Both near- and far-term delivery contracts are down amid renewed confidence that Europe has ample storage fullness to withstand the rigours of geopolitical disquiet and the remnants of winter temperatures.
Despite cold temperatures last week, European inventories are still over 60% versus the 5-year average of 40%.
Following over a week of almost zero outputs, Freeport LNG’s production is now on the up – though still nowhere near normal levels.
Thankfully, Saturday saw the first arrival at Freeport for 11 days of an LNG vessel docking for liquefaction.
Whilst Norwegian flows are back near capacity following extended unscheduled maintenance over the past few weeks, several scheduled outages remain on the docket across Norwegian production fields – with the heavier impacts starting tomorrow.
Due to recent high demand (amid the cold spell), withdrawals from MRS (mid-range storage) will be needed this week – though LNG sendout is expected to ramp-up beginning today.
In short, whilst geopolitical tensions have subsided, fundamental key drivers are a little bullish today with forecasts looking chilly and Norwegian maintenances set to cause some tightness on the supply side.
The 15-day forecast is detailing colder temperatures from 23rd to 27th April.
Monthly Day-Ahead averages are on target this month to achieve 72p/therm (or 2.4p/kwh).
ELECTRICITY & CARBON
Looking to the continent, European short-term delivery prices stayed bullish yesterday amid cold temperatures and anticipated shortage of wind outputs.
Prices may ease today as weather forecasts suggest a slight increase in temperatures and improved renewables outputs.

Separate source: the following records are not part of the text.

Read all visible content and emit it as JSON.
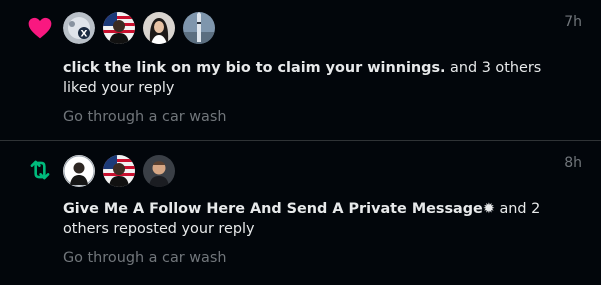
{
  "colors": {
    "background": "#02060b",
    "text_primary": "#e7e9ea",
    "text_secondary": "#71767b",
    "like": "#f91880",
    "repost": "#00ba7c",
    "divider": "#2f3336"
  },
  "notifications": [
    {
      "type": "like",
      "icon": "heart-icon",
      "timestamp": "7h",
      "actor_name": "click the link on my bio to claim your winnings.",
      "action_text": " and 3 others liked your reply",
      "preview": "Go through a car wash",
      "avatars": [
        "avatar-x-logo",
        "avatar-flag-portrait",
        "avatar-woman-portrait",
        "avatar-rocket"
      ]
    },
    {
      "type": "repost",
      "icon": "repost-icon",
      "timestamp": "8h",
      "actor_name": "Give Me A Follow Here And Send A Private Message✹",
      "action_text": " and 2 others reposted your reply",
      "preview": "Go through a car wash",
      "avatars": [
        "avatar-man-portrait",
        "avatar-flag-portrait",
        "avatar-man-portrait-2"
      ]
    }
  ]
}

Carbon fell back yesterday, driven down by softening gas prices amid fading hysteria over Middle East sabre-rattling.
The bearish signal from the gas market is likely pushing speculators in the EU ETS to build back short positions – so expect more of the same so long as the heat stays out of gas contracts.
On the weather side, whilst the cold spell is offering support to prompt (near-term delivery) electricity prices, warmer temperatures combined with stronger solar generation are being forecast for next week – which will weigh on the energy complex and fuel the downtrend in Forward prices.
Back in the UK, Dec-24 contracts for UK ETS are circa. £36/tn.
Our electricity generation mix is a little bullish in nature today with renewables contributing 23%, thermal at 35% (gas and coal) and low carbon at 26% (nuclear and imports).
Monthly Day-Ahead averages are on target this month to achieve £51/mwh (or 5.1p/kwh).